Attack Vectors
CVE-2026-25387 is a Medium-severity missing authorization issue (CVSS 4.3) affecting Image Optimizer – Optimize Images and Convert to WebP or AVIF (slug: image-optimization) in versions <= 1.7.1.
The primary attack path is through a legitimate login: an attacker needs an authenticated WordPress account with Subscriber-level access (or higher). In organizations that allow self-registration, run membership/community features, or maintain many low-privilege accounts (vendors, interns, agencies), this can expand the practical exposure.
Because the issue is reachable with low privileges and does not require user interaction (per the CVSS vector showing no UI requirement), it increases the likelihood of misuse once an account is obtained (including via password reuse, phishing, or compromised credentials).
Security Weakness
The vulnerability is caused by a missing capability check on a plugin function in Image Optimizer by Elementor up to and including version 1.7.1. In business terms, this means a feature that should be restricted to specific roles can be invoked by users who should not have that level of access.
Wordfence reports that this missing authorization control allows authenticated attackers (Subscriber and above) to perform an unauthorized action. The public advisory does not specify the exact action in the provided summary, so risk should be assessed assuming that a protected operation may be reachable by lower-privilege users.
No patch is currently known. Remediation guidance from the source recommends reviewing details and applying mitigations based on your organization’s risk tolerance, and notes that it may be best to uninstall the affected software and find a replacement.
Technical or Business Impacts
Even at a Medium severity, missing authorization issues create tangible business risk because they can undermine role-based controls—often a key assumption in governance, compliance workflows, and agency/vendor access models. If a Subscriber-level account can trigger actions intended for higher-privilege roles, it can lead to unexpected changes in site behavior or operational disruption.
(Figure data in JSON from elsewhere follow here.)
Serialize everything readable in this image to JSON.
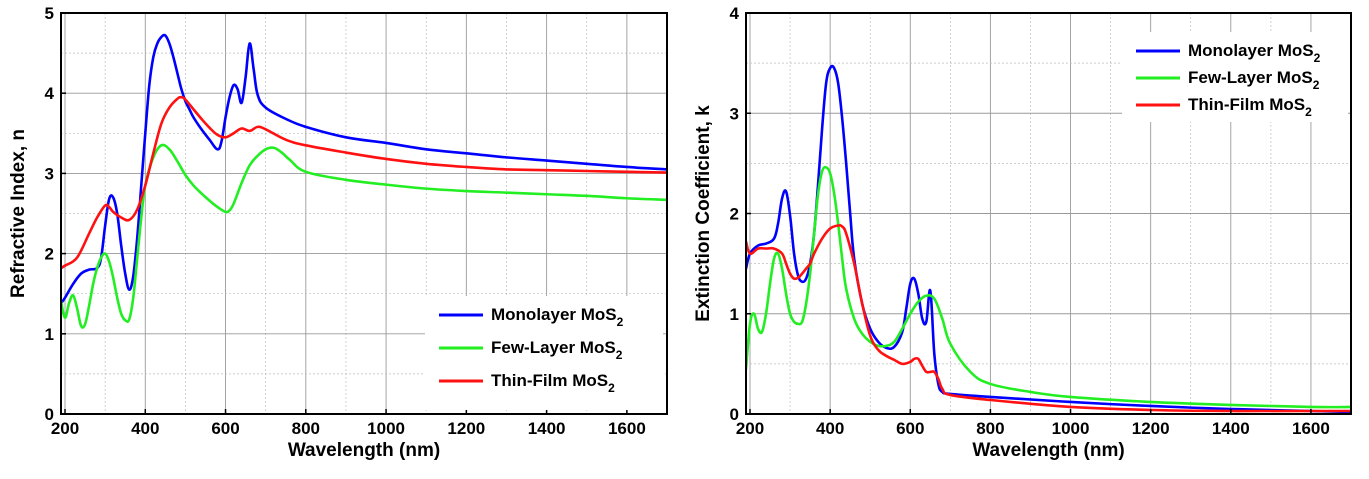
{
  "chart_data": [
    {
      "type": "line",
      "xlabel": "Wavelength (nm)",
      "ylabel": "Refractive Index, n",
      "xlim": [
        190,
        1700
      ],
      "ylim": [
        0,
        5
      ],
      "xticks": [
        200,
        400,
        600,
        800,
        1000,
        1200,
        1400,
        1600
      ],
      "yticks": [
        0,
        1,
        2,
        3,
        4,
        5
      ],
      "grid": true,
      "legend_position": "bottom-right",
      "series": [
        {
          "name": "Monolayer MoS",
          "name_sub": "2",
          "color": "#0000ff",
          "x": [
            190,
            200,
            220,
            240,
            260,
            280,
            290,
            300,
            310,
            320,
            330,
            340,
            350,
            360,
            370,
            380,
            390,
            400,
            410,
            420,
            430,
            440,
            450,
            460,
            470,
            480,
            490,
            500,
            510,
            520,
            540,
            560,
            580,
            590,
            600,
            610,
            620,
            630,
            640,
            650,
            660,
            670,
            680,
            700,
            750,
            800,
            900,
            1000,
            1100,
            1200,
            1300,
            1400,
            1500,
            1600,
            1700
          ],
          "y": [
            1.38,
            1.45,
            1.62,
            1.75,
            1.8,
            1.82,
            1.95,
            2.35,
            2.68,
            2.7,
            2.5,
            2.1,
            1.75,
            1.55,
            1.72,
            2.2,
            2.85,
            3.5,
            4.1,
            4.45,
            4.62,
            4.7,
            4.72,
            4.62,
            4.45,
            4.25,
            4.05,
            3.9,
            3.8,
            3.7,
            3.55,
            3.42,
            3.3,
            3.4,
            3.7,
            3.95,
            4.1,
            4.05,
            3.88,
            4.2,
            4.62,
            4.3,
            3.98,
            3.82,
            3.68,
            3.58,
            3.45,
            3.38,
            3.3,
            3.25,
            3.2,
            3.16,
            3.12,
            3.08,
            3.05
          ]
        },
        {
          "name": "Few-Layer MoS",
          "name_sub": "2",
          "color": "#22ee22",
          "x": [
            190,
            200,
            210,
            220,
            230,
            240,
            250,
            260,
            270,
            280,
            290,
            300,
            310,
            320,
            330,
            340,
            350,
            360,
            370,
            380,
            390,
            400,
            420,
            440,
            460,
            480,
            500,
            520,
            540,
            560,
            580,
            600,
            610,
            620,
            640,
            660,
            680,
            700,
            720,
            740,
            760,
            800,
            900,
            1000,
            1100,
            1200,
            1300,
            1400,
            1500,
            1600,
            1700
          ],
          "y": [
            1.4,
            1.2,
            1.38,
            1.48,
            1.32,
            1.1,
            1.12,
            1.35,
            1.62,
            1.82,
            1.95,
            2.0,
            1.9,
            1.7,
            1.45,
            1.25,
            1.17,
            1.18,
            1.45,
            1.95,
            2.45,
            2.85,
            3.2,
            3.35,
            3.3,
            3.15,
            2.98,
            2.85,
            2.75,
            2.66,
            2.58,
            2.52,
            2.54,
            2.62,
            2.88,
            3.1,
            3.22,
            3.3,
            3.32,
            3.26,
            3.17,
            3.02,
            2.92,
            2.86,
            2.81,
            2.78,
            2.76,
            2.74,
            2.72,
            2.69,
            2.67
          ]
        },
        {
          "name": "Thin-Film MoS",
          "name_sub": "2",
          "color": "#ff1111",
          "x": [
            190,
            200,
            230,
            260,
            280,
            300,
            310,
            320,
            340,
            360,
            380,
            400,
            420,
            440,
            460,
            480,
            490,
            500,
            520,
            540,
            560,
            580,
            600,
            620,
            640,
            660,
            680,
            700,
            750,
            800,
            900,
            1000,
            1100,
            1200,
            1300,
            1400,
            1500,
            1600,
            1700
          ],
          "y": [
            1.82,
            1.85,
            1.95,
            2.25,
            2.45,
            2.6,
            2.58,
            2.52,
            2.45,
            2.42,
            2.55,
            2.85,
            3.25,
            3.62,
            3.82,
            3.93,
            3.95,
            3.92,
            3.8,
            3.68,
            3.57,
            3.48,
            3.45,
            3.5,
            3.56,
            3.53,
            3.58,
            3.55,
            3.42,
            3.35,
            3.26,
            3.18,
            3.12,
            3.08,
            3.05,
            3.04,
            3.03,
            3.02,
            3.01
          ]
        }
      ]
    },
    {
      "type": "line",
      "xlabel": "Wavelength (nm)",
      "ylabel": "Extinction Coefficient, k",
      "xlim": [
        190,
        1700
      ],
      "ylim": [
        0,
        4
      ],
      "xticks": [
        200,
        400,
        600,
        800,
        1000,
        1200,
        1400,
        1600
      ],
      "yticks": [
        0,
        1,
        2,
        3,
        4
      ],
      "grid": true,
      "legend_position": "top-right",
      "series": [
        {
          "name": "Monolayer MoS",
          "name_sub": "2",
          "color": "#0000ff",
          "x": [
            190,
            200,
            220,
            240,
            260,
            270,
            280,
            290,
            300,
            310,
            320,
            330,
            340,
            350,
            360,
            370,
            380,
            390,
            400,
            410,
            420,
            430,
            440,
            450,
            460,
            480,
            500,
            520,
            540,
            560,
            580,
            590,
            600,
            610,
            620,
            630,
            640,
            650,
            660,
            670,
            680,
            700,
            800,
            1000,
            1200,
            1400,
            1600,
            1700
          ],
          "y": [
            1.45,
            1.6,
            1.68,
            1.7,
            1.75,
            1.9,
            2.15,
            2.22,
            1.98,
            1.6,
            1.38,
            1.32,
            1.35,
            1.5,
            1.8,
            2.3,
            2.85,
            3.3,
            3.45,
            3.45,
            3.3,
            2.95,
            2.5,
            2.0,
            1.55,
            1.1,
            0.85,
            0.72,
            0.66,
            0.67,
            0.82,
            1.05,
            1.3,
            1.35,
            1.2,
            0.95,
            0.92,
            1.23,
            0.6,
            0.3,
            0.22,
            0.2,
            0.17,
            0.12,
            0.08,
            0.05,
            0.03,
            0.02
          ]
        },
        {
          "name": "Few-Layer MoS",
          "name_sub": "2",
          "color": "#22ee22",
          "x": [
            190,
            200,
            210,
            220,
            230,
            240,
            250,
            260,
            270,
            280,
            290,
            300,
            310,
            320,
            330,
            340,
            350,
            360,
            370,
            380,
            390,
            400,
            410,
            420,
            430,
            440,
            460,
            480,
            500,
            520,
            540,
            560,
            580,
            600,
            620,
            640,
            660,
            680,
            700,
            750,
            800,
            900,
            1000,
            1200,
            1400,
            1600,
            1700
          ],
          "y": [
            0.45,
            0.9,
            1.0,
            0.85,
            0.82,
            1.0,
            1.3,
            1.55,
            1.6,
            1.45,
            1.2,
            1.0,
            0.92,
            0.9,
            0.92,
            1.1,
            1.4,
            1.8,
            2.2,
            2.42,
            2.46,
            2.4,
            2.2,
            1.9,
            1.55,
            1.25,
            0.95,
            0.8,
            0.72,
            0.68,
            0.68,
            0.72,
            0.85,
            1.0,
            1.12,
            1.18,
            1.15,
            0.95,
            0.7,
            0.42,
            0.3,
            0.22,
            0.17,
            0.12,
            0.09,
            0.07,
            0.07
          ]
        },
        {
          "name": "Thin-Film MoS",
          "name_sub": "2",
          "color": "#ff1111",
          "x": [
            190,
            200,
            220,
            240,
            260,
            280,
            290,
            300,
            310,
            320,
            330,
            340,
            350,
            360,
            380,
            400,
            420,
            430,
            440,
            460,
            480,
            500,
            520,
            540,
            560,
            580,
            600,
            610,
            620,
            630,
            640,
            650,
            660,
            670,
            680,
            700,
            800,
            1000,
            1200,
            1400,
            1600,
            1700
          ],
          "y": [
            1.72,
            1.6,
            1.65,
            1.65,
            1.65,
            1.6,
            1.5,
            1.4,
            1.35,
            1.36,
            1.4,
            1.45,
            1.5,
            1.6,
            1.75,
            1.85,
            1.88,
            1.87,
            1.8,
            1.5,
            1.1,
            0.78,
            0.64,
            0.58,
            0.54,
            0.5,
            0.52,
            0.55,
            0.55,
            0.48,
            0.42,
            0.42,
            0.42,
            0.35,
            0.25,
            0.19,
            0.14,
            0.07,
            0.04,
            0.03,
            0.03,
            0.03
          ]
        }
      ]
    }
  ]
}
Potential business impacts include: increased support and incident response burden, loss of confidence in site administration controls, and heightened risk when managing many authenticated users (customers, partners, affiliates, or staff). For compliance teams, this also raises questions about access control effectiveness and least-privilege enforcement.
Given that no patch is available, risk reduction typically comes from compensating controls: remove/uninstall the plugin where feasible, reduce or disable public registration if not required, audit and minimize Subscriber accounts, enforce strong authentication (unique passwords and MFA where possible), and increase monitoring/alerting for suspicious authenticated activity.
Similar Attacks
Authorization and privilege-related flaws in WordPress plugins have repeatedly been used to gain unauthorized capabilities or perform restricted actions. One well-known example is CVE-2018-19207, a privilege escalation issue in the WP GDPR Compliance plugin that demonstrated how access-control mistakes in plugins can translate into real administrative risk.
For this specific issue, track the official CVE record here: CVE-2026-25387, and the source advisory here: Wordfence vulnerability intelligence entry.